# home knife making: monosteel vs cladding



## steelcrimp (Mar 13, 2018)

hey guys! im diving in deeper and deeper in the process of knife making at home. i'm wondering, if i have a bar of 1084 steel that i cut and hammer out, is a form of cladding necessary(or even possible)?


----------



## HRC_64 (Mar 13, 2018)

you need a forge and hot-metal-working tools to laminate (forge weld) a blade with cladding.
the cladding is generally a non-hardening iron/mild-steel which allows you to differentially
harden the core to a core-hardness that would risk blade integrity in a mono-steel
construction. the side benefits are easier to thin laminates for routine maintenance.

whether or not that a laminated construction is desirable or not is really up to you.


----------



## RDalman (Mar 14, 2018)

You don't ever "need" cladding. You can temper for max hardness and have a mono blade that hold up just fine. The cladding allows easier straightening after quench. That's it's biggest merit imo.


----------



## Matus (Mar 14, 2018)

Cladding has its advantages and there are good reasons for Japanese to make san-mai knives, but as Robin said, it is not 'necessary' to make a good knife.


----------



## milkbaby (Mar 15, 2018)

You'll need a forge capable of reaching forge welding temperatures and you'll need to flux your billets to get them to weld. You might find it easier to simply buy pre-laminated steel.

Good 1084 can make a very nice kitchen knife on its own. I've bought 1084 from a good source in 0.125" thick stock and didn't have problems warping. I've fixed other carbon steel warp by counterbending in clamps during tempering, should work fine with 1084 as well.

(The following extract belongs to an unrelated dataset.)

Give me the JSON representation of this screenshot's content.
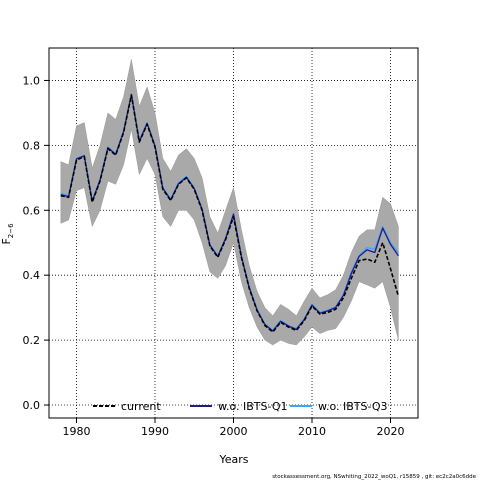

You can differentially harden your 1084 by either edge quenching or claying the spine. But even non-differentially hardened monosteel 1084 should be fine a kitchen knife. It's more an issue with swords as it's preferable to have a sword blade be tough and simply bend and be somewhat useful rather than the blade shatter or break and be useless. You're not going to be treating a kitchen knife in the same manner, so it's not a big deal. If you run your 1084 at HRc 63-64 it's not going to shatter but the edge may be a little chippy, something that wouldn't be changed by cladding anyhow.

Edited to add: One advantage of cladding is if you clad a carbon core with a stainless cladding. That can make for easier maintenance as the cladding will be stain resistant.


----------



## Kippington (Mar 15, 2018)

As the others have said: cladding is possible, but not necessary.

I dunno how many of you have tried it, but forge welding by hand is a b1tch. I need a hotter forge... Screw you bastards that make it look easy!


----------



## steelcrimp (Mar 15, 2018)

I just recently found out about the steel bars that already come in san-mai construction. Cool, so the cladding is not necessary but there are definitely benefits from it. Thanks for clearing this up for me guys!


----------